Among 15,680 beneficiaries (mean age:46.2±11.1 years; 60.8% female), four trajectory groups based on weekly MMEs: low (<25: n = 8814, 56.2%), moderate (25-50: n = 4313, 27.5%), high (51-150: n = 1452, 9.3%), and very-high (>150: n = 1101, 7.0%) were identified. Compared with the low-dose group, the very-high dose group had a significantly higher risk of suicide-related outcomes [adjusted hazard ratio (aHR): 2.2, 95% confidence interval (95%CI):1.3-3.6], while the moderate and high dose groups had similar risks (moderate: aHR=1.3, 95%CI:0.9-1.8, high: aHR=0.7, 95%CI:0.4-1.3).
Among Florida Medicaid beneficiaries with LTOT, very-high opioid doses (>150 weekly MME) in the six months preceding an abrupt LTOT discontinuation were associated with an increased risk of suicide-related outcomes.

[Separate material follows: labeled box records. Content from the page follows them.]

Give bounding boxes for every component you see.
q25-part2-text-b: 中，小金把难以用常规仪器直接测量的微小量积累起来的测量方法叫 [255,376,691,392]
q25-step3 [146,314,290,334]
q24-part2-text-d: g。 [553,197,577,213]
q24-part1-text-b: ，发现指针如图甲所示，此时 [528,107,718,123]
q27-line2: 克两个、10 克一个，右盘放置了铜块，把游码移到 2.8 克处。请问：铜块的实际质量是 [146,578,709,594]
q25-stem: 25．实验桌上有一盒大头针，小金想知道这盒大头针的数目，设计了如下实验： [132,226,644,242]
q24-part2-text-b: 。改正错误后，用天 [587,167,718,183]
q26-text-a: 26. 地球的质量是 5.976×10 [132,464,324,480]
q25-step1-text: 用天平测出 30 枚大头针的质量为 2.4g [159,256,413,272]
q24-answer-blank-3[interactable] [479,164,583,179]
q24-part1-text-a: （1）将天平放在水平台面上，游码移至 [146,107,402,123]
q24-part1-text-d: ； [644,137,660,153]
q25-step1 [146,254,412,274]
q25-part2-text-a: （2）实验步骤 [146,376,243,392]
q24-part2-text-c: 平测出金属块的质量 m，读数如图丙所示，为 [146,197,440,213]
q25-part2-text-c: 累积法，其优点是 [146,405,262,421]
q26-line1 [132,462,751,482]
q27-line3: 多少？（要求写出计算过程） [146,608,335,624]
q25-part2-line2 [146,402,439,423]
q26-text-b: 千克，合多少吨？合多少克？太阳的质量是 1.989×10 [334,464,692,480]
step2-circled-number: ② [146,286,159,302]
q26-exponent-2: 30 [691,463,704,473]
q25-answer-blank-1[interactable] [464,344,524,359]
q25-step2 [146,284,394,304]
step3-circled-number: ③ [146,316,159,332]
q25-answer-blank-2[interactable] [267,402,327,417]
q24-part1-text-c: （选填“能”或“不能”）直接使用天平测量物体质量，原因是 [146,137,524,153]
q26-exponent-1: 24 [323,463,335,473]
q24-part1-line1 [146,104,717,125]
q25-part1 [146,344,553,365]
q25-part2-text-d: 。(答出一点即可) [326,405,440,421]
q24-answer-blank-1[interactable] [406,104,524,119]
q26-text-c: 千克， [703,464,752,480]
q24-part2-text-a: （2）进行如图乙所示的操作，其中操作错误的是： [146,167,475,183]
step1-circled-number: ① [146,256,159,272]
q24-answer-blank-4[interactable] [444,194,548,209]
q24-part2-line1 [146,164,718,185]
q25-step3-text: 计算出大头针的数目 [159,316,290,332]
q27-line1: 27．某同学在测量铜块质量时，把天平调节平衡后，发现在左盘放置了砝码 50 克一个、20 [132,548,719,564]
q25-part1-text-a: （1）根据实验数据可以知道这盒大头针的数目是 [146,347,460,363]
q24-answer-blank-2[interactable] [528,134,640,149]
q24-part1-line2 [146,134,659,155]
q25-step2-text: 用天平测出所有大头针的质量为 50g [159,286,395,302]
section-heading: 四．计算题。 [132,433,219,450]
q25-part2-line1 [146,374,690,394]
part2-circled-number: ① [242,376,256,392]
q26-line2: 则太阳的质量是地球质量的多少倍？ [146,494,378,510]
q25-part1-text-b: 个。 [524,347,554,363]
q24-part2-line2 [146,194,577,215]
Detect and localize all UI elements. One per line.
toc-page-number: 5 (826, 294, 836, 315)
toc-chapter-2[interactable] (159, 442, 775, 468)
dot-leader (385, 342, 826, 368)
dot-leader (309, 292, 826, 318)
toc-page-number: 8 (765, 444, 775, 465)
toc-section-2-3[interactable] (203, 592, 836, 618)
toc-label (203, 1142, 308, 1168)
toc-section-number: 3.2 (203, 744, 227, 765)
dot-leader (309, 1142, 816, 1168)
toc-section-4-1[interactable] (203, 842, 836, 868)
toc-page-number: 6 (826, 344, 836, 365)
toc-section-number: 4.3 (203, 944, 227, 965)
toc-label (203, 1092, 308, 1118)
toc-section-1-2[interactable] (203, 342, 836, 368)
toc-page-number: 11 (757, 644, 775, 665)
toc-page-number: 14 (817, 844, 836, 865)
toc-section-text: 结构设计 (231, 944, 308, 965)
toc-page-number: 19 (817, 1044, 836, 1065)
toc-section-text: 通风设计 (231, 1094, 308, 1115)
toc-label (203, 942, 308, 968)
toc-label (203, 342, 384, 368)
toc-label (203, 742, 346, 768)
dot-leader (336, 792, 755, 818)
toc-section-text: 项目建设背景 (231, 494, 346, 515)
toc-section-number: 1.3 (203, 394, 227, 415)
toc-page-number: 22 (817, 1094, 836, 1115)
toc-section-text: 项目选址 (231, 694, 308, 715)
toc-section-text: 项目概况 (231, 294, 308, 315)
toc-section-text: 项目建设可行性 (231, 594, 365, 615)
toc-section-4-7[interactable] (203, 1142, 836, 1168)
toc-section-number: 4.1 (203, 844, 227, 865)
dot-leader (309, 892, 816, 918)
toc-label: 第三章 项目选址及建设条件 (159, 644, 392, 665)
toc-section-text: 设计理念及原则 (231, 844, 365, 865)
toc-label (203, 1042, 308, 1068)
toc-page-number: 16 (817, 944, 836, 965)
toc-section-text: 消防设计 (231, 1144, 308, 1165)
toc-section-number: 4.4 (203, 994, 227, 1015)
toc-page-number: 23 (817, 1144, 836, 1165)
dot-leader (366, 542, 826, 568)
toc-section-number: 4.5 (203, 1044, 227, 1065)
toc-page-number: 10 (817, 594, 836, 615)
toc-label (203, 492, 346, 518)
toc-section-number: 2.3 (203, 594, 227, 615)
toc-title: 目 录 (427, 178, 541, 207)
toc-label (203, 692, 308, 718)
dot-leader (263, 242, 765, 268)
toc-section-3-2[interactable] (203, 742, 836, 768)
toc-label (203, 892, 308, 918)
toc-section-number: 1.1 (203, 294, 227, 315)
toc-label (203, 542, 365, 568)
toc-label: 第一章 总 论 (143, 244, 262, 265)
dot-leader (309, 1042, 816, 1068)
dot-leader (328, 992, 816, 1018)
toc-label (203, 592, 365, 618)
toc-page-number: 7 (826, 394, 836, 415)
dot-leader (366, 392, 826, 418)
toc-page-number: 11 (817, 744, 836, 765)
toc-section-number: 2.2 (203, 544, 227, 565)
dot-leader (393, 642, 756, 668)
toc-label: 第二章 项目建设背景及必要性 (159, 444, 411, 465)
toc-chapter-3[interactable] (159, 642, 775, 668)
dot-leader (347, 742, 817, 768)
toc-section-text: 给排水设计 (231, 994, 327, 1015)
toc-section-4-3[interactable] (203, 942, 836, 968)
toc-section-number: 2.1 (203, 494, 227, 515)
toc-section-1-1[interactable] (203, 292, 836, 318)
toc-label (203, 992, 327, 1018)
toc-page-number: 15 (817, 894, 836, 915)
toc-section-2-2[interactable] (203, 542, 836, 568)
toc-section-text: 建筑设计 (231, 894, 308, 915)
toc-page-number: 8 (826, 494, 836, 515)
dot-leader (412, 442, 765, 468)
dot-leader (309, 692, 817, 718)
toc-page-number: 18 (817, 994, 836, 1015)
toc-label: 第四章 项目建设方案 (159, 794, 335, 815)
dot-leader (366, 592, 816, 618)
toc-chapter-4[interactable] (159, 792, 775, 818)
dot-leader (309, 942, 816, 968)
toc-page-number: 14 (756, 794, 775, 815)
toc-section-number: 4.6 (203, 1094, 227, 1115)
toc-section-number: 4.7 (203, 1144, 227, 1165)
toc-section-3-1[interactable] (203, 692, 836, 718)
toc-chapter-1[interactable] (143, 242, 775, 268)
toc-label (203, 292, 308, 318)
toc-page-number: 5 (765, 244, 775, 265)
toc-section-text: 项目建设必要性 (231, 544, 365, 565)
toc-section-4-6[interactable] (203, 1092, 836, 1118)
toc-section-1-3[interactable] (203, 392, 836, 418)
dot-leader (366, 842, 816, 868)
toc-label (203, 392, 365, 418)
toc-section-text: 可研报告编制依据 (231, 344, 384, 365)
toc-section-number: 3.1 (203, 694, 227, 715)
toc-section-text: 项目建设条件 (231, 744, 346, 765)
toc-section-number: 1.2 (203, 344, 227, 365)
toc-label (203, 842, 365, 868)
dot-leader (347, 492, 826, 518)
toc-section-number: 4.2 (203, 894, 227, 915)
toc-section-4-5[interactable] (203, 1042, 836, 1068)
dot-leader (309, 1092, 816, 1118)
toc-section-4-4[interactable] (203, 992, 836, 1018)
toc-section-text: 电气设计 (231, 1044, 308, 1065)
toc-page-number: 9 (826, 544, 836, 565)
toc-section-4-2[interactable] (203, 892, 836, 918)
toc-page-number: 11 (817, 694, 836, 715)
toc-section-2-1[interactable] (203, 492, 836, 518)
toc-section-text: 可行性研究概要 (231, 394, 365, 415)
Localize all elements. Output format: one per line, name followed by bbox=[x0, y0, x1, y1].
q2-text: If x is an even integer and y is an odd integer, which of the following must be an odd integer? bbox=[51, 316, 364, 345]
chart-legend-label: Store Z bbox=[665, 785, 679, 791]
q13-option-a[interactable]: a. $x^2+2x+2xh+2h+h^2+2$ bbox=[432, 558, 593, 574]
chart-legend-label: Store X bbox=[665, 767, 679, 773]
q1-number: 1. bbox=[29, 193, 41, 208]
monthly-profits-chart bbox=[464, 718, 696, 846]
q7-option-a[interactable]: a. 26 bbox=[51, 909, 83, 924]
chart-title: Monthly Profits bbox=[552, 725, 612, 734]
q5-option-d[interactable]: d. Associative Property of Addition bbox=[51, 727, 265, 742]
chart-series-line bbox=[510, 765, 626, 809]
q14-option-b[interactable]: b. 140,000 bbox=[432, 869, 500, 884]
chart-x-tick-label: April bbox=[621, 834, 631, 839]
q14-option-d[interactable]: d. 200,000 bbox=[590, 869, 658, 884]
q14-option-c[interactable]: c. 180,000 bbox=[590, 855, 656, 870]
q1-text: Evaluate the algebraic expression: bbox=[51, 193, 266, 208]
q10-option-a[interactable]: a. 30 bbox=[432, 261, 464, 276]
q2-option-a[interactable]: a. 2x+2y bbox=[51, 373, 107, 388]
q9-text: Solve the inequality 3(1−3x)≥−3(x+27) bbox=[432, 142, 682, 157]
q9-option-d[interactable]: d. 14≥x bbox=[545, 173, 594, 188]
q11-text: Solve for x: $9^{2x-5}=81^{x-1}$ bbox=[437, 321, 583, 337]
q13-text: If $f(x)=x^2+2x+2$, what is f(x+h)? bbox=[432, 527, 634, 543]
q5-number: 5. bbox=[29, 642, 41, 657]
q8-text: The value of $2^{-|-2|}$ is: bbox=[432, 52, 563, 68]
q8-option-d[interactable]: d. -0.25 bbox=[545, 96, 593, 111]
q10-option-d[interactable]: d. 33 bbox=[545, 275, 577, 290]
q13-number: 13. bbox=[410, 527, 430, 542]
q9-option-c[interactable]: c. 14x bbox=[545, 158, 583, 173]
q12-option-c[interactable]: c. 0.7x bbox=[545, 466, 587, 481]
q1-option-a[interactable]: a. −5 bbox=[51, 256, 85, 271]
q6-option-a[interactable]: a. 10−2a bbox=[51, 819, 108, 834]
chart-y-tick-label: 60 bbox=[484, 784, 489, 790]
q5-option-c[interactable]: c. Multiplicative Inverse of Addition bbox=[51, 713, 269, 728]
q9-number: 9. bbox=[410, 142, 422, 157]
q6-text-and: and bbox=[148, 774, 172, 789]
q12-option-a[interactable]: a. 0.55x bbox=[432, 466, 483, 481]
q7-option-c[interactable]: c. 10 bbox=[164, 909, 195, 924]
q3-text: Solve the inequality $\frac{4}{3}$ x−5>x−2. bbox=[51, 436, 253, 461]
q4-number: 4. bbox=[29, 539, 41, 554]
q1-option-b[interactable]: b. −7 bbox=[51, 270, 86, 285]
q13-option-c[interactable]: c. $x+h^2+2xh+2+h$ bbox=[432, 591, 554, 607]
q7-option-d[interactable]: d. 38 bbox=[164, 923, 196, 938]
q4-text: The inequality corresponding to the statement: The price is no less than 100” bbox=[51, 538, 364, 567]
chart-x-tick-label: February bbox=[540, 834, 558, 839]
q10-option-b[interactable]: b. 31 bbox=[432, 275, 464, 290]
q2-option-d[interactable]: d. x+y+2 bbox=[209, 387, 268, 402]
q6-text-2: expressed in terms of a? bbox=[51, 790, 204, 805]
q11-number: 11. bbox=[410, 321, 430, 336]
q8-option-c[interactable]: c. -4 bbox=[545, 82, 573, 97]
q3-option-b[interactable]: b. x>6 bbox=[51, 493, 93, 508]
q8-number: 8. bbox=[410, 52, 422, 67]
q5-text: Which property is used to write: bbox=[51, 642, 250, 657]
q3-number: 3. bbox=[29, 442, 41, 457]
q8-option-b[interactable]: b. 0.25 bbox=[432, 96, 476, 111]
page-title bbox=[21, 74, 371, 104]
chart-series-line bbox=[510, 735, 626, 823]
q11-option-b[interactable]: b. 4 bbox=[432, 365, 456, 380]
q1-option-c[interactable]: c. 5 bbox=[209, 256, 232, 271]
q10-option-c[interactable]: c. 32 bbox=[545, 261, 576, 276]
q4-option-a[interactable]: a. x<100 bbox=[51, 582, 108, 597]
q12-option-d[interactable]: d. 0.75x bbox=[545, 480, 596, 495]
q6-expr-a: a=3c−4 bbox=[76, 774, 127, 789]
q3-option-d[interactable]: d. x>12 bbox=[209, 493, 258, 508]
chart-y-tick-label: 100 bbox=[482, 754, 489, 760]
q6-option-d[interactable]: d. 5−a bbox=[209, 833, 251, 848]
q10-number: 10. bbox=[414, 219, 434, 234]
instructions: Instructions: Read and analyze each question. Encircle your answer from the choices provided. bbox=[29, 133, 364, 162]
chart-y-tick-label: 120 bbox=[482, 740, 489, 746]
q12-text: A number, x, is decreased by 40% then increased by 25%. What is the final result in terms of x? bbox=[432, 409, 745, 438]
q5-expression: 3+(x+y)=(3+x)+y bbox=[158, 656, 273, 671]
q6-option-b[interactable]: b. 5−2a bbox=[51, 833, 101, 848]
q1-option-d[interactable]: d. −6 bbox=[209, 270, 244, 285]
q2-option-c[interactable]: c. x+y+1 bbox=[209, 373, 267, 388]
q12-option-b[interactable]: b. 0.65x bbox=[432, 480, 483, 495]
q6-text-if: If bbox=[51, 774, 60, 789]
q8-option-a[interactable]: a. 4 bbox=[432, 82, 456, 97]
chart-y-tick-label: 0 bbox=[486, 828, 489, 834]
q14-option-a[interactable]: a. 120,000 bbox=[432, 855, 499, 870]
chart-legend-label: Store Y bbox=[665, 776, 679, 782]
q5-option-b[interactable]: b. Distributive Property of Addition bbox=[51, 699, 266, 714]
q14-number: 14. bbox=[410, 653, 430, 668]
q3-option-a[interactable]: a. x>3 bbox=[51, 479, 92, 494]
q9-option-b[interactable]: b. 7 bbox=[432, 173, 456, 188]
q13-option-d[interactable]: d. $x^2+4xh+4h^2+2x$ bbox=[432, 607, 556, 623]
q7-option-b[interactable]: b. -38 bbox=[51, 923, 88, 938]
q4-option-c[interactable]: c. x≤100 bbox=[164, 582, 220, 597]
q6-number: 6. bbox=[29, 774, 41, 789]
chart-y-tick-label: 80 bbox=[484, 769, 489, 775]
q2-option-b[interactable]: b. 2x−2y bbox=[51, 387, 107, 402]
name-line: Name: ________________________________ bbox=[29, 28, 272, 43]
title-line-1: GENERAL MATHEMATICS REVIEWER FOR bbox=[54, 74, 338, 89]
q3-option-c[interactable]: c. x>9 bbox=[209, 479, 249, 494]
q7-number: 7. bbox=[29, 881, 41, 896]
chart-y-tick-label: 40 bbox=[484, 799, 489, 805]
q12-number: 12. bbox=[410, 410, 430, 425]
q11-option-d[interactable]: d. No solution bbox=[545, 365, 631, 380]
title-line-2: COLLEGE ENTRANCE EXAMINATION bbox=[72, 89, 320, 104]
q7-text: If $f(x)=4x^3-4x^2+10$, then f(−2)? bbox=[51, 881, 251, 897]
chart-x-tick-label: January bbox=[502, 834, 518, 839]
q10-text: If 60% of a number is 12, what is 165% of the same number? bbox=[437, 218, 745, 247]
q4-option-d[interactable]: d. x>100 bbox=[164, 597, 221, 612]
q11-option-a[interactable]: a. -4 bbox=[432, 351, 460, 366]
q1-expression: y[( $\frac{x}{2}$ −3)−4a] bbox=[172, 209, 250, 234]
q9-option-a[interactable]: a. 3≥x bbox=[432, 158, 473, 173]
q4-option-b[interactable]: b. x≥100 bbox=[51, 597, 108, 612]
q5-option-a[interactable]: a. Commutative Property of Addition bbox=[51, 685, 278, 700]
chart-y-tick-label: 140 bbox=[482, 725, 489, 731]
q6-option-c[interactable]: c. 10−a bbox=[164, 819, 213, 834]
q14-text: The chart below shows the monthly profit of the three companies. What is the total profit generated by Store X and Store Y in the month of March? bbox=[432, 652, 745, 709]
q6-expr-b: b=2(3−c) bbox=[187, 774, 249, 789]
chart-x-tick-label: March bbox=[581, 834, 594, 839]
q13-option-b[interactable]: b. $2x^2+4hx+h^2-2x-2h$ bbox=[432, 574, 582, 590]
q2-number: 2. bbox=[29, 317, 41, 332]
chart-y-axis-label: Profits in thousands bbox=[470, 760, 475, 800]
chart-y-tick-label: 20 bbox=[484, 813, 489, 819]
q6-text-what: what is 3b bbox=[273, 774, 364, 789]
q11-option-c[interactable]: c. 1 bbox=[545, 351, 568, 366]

美国疾病控制与预防中心(CDC)的指南强调了长期阿片类药物治疗(LTOT)突然中断所带来的自杀风险增加。然而,关于LTOT导致自杀风险的具体剂量和持续时间“阈值”的证据有限。我们旨在确定突然中断LTOT之前的阿片类药物剂量轨迹及其与6个月自杀风险的关联。
这项回顾性队列研究分析了2016 - 2021年佛罗里达州医疗补助计划中成年非癌症受益人的申请,这些受益人LTOT突然中断,定义为在连续使用阿片类药物≥90天后,阿片类药物供应出现超过15天的中断。我们将首次突然中断LTOT前六个月的处方阿片类药物剂量评估为平均每周吗啡毫克当量(MME)。基于组的轨迹模型确定了不同的阿片类药物轨迹模式,多变量Cox比例风险模型检验了轨迹组与LTOT突然中断后六个月自杀意念、非致命自杀未遂和自杀死亡的复合结局之间的关联。
在15,680名受益人中(平均年龄:46.2±11.1岁;60.8%为女性),根据每周MME确定了四个轨迹组:低剂量组(<25:n = 8814,56.2%)、中等剂量组(25 - 50:n = 4313,27.5%)、高剂量组(51 - 150:n = 1452,9.3%)和极高剂量组(>150:n = 1101,7.0%)。与低剂量组相比,极高剂量组自杀相关结局的风险显著更高[调整后风险比(aHR):2.2,95%置信区间(95%CI):1.3 - 3.6],而中等剂量组和高剂量组的风险相似(中等剂量组:aHR = 1.3,95%CI:0.9 - 1.8;高剂量组:aHR = 0.7,95%CI:0.4 - 1.3)。
在佛罗里达州接受LTOT的医疗补助受益人中,LTOT突然中断前六个月的极高阿片类药物剂量(每周MME>150)与自杀相关结局的风险增加有关。